A lo largo de la película vemos fragmentos de teatro kabuki y de peleas de sumo, oímos numerosos haiku y tambores taiko y, en una escena, se nos ofrece un tutorial de preparación de sushi. El homenaje que Anderson ofrece es inequívocamente afectuoso, pero eso no ha evitado que una parte de la crítica lo haya acusado de apropiacionismo cultural. Según esos detractores, lo que aquí hace el director no es adaptar su idiosincrático estilo a las particularidades de la cultura japonesa, sino justo lo inverso. Es una acusación que, hasta cierto punto, él no niega. «En muchos aspectos he tratado de ser fiel a ese folclore, pero al mismo tiempo lo he querido retratar de acuerdo a mi propia sensibilidad. Es el mismo método que he seguido en todas mis películas». Anderson ya sufrió acusaciones similares cuando estrenó Viaje a Darjeeling (2007), en la que tres hermanos estadounidenses viajaban por la India. «Al fin y al cabo, los mundos en los que mis películas transcurren nunca pretenden parecerse al mundo real».

Aunque indudablemente cierta, esta última afirmación requiere ser matizada.

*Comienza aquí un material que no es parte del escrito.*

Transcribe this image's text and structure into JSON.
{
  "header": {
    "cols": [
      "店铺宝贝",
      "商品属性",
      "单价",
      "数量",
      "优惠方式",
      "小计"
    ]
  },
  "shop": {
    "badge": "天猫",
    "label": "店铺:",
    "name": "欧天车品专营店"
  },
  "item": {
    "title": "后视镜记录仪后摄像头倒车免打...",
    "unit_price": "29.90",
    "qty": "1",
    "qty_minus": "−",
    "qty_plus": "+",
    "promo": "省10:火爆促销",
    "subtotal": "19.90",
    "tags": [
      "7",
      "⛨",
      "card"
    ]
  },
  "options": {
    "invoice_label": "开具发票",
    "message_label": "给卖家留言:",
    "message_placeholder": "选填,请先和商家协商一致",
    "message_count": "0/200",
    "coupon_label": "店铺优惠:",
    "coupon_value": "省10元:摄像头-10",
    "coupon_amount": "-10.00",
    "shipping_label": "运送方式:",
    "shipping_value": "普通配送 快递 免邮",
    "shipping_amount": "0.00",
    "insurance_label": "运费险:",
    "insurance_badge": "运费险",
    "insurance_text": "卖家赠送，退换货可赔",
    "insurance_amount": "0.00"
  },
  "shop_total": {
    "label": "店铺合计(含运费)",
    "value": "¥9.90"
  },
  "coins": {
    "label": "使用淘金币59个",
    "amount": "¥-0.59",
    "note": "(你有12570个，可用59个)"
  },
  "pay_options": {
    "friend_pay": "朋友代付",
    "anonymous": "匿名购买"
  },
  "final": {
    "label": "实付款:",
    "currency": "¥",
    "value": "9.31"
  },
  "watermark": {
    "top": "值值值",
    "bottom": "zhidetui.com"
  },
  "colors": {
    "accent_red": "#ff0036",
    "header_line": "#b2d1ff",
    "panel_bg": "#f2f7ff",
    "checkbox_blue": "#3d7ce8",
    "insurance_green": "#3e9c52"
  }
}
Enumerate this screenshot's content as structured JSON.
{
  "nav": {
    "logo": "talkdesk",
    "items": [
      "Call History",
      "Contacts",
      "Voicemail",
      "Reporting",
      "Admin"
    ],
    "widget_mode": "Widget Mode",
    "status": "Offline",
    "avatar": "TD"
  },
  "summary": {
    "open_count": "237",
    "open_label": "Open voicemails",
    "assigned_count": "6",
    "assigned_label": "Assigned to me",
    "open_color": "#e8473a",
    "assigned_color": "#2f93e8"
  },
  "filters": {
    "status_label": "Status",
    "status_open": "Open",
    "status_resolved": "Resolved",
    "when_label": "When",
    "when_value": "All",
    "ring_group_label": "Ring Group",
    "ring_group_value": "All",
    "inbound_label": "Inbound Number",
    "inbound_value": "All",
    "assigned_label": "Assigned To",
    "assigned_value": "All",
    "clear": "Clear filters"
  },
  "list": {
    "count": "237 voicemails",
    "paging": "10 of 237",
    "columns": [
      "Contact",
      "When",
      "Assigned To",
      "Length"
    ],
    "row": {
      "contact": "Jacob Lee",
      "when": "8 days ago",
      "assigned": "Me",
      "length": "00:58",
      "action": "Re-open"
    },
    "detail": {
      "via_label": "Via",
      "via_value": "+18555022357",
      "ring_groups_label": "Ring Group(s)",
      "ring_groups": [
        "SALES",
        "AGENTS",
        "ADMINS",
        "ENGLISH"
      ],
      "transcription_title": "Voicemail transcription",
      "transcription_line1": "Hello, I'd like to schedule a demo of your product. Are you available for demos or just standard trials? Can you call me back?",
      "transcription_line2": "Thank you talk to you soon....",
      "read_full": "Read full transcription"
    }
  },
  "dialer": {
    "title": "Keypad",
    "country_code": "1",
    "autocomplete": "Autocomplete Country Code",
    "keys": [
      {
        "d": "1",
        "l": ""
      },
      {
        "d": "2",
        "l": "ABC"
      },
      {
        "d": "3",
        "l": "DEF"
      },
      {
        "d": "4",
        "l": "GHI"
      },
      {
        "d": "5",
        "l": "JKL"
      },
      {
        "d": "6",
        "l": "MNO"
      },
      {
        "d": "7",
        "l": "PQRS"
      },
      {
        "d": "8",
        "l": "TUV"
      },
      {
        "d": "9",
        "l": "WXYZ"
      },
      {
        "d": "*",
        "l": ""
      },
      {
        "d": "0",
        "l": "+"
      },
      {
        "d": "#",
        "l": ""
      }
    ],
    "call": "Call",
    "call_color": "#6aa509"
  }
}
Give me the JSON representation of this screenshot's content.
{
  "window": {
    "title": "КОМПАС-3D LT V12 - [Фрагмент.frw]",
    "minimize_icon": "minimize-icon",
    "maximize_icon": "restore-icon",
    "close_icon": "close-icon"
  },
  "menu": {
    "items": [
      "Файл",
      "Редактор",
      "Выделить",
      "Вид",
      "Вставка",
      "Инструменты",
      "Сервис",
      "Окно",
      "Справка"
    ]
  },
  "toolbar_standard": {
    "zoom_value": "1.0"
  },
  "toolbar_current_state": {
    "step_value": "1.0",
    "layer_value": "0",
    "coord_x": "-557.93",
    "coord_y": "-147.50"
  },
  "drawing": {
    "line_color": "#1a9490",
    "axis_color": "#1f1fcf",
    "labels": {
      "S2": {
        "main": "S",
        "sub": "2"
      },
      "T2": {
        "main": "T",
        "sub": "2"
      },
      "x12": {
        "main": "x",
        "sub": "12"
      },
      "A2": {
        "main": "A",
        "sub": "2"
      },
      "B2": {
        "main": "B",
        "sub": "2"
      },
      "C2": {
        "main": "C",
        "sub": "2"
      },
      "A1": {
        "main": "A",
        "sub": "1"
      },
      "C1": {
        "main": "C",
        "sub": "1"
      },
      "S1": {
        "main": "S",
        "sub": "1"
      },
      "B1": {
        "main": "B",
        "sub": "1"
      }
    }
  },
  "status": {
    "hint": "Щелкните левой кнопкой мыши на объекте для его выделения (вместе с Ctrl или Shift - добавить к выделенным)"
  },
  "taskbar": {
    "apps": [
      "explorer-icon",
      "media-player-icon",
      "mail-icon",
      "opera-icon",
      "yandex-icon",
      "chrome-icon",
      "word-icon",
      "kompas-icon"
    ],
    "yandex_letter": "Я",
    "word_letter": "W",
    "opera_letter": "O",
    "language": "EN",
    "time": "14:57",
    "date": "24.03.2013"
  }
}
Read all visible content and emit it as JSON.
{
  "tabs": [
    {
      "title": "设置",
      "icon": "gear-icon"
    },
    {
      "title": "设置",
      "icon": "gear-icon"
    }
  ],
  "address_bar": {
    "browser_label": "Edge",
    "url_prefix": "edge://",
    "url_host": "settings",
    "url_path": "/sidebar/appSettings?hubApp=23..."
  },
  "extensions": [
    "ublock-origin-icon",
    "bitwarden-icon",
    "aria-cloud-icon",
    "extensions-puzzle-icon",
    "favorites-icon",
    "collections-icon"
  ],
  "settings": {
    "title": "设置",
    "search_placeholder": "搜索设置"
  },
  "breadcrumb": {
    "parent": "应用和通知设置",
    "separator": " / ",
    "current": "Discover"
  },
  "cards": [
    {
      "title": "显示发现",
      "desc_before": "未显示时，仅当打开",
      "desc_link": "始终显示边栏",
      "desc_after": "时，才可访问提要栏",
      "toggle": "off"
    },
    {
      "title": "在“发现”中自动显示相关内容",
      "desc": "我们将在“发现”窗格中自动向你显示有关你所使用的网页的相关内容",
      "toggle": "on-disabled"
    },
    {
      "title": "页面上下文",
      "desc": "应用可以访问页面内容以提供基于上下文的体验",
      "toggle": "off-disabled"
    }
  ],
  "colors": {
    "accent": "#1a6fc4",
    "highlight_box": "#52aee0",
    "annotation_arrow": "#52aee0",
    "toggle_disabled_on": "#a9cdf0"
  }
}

Isla de perros explora asuntos como el racismo, la xenofobia y la persecución de minorías, y retrata a líderes autoritarios que manipulan la verdad con el fin de satisfacer sus corruptos intereses. Dicho de otro modo, es una versión fantasiosa de nuestro mundo. Anderson rechaza establecer paralelismos. «Sí reconozco que el Holocausto nunca estuvo lejos de nuestros pensamientos», explica. «Pero no quiero llevar a nadie a engaño: la intención fue contar algo más parecido a un cuento de hadas».

En última instancia, eso sí, Isla de perros no se parece tanto a la cultura japonesa o al sombrío escenario político de 2018 como al mundo ficticio que Anderson ha creado a lo largo de su carrera. Aquí están las mismas obsesiones temáticas -el valor de la lealtad- y los mismos personajes de adictos a la melancolía, y las composiciones precisas y los tupidos diseños de producción; y aquí está también esa forma tan particular de mirar que hace que hasta una panda de chuchos escarbando entre la porquería sea algo increíblemente hermoso.